Me Alain Arsenault, un avocat qui a défendu plusieurs personnes contre des services de police, croit que l'enquête publique sera obligatoire pour faire toute la lumière sur les circonstances de la mort de Mario Hamel, un sans-abri âgé de 40 ans, et de Patrick Limoges, un employé de l'hôpital Saint-Luc qui a été atteint d'une balle perdue alors qu'il se rendait à son travail.

«Le gouvernement ne pourra pas éviter cette enquête publique, a-t-il dit. Il est tellement évident qu'il y a eu négligence. Quelqu'un (M. Limoges) qui n'était pas impliqué dans un incident a reçu une balle. Un autre, qui était en crise (M. Hamel) et qui portait un couteau, a été tué. Au moins trois coups de feu ont été tirés. Il faudra se poser ces questions: «Y avait-il d'autres moyens de maîtriser M. Hamel? Et si oui, lesquels?»»

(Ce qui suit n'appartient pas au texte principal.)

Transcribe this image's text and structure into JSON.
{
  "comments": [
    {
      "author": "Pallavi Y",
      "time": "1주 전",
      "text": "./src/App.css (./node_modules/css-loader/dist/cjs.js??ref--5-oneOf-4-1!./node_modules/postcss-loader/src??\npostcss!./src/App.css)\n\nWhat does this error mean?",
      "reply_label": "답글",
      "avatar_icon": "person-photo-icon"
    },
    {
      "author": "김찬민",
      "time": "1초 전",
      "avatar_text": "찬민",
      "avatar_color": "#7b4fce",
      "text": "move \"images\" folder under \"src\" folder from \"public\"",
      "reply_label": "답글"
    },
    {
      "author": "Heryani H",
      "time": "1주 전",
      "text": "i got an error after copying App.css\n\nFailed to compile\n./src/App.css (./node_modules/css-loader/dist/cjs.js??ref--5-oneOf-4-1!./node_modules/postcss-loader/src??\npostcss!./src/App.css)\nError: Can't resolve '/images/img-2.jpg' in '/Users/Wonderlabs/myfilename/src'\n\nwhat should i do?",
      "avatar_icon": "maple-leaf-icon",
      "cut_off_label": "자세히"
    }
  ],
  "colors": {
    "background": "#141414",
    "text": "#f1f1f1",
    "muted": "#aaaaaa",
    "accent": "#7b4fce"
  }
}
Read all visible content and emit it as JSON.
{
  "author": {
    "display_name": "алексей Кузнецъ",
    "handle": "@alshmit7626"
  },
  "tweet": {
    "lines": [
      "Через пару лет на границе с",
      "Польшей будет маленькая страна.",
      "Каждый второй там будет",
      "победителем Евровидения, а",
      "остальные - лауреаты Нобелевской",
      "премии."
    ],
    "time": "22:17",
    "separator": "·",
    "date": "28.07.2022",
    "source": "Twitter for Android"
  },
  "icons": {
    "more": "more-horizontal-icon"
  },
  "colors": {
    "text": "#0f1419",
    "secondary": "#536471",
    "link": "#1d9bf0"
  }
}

Un témoin non identifié affirme avoir vu Mario Hamel déchirer des sacs d'ordures avec un couteau à l'angle des rues Sainte-Elisabeth et Sainte-Catherine, vers 6h30 le 7 juin. Il a apostrophé Hamel, qui l'a menacé. Le témoin a composé le 911. Quelques minutes plus tard, quatre policiers se sont mis à suivre le sans-abri, en lui ordonnant de lâcher son couteau.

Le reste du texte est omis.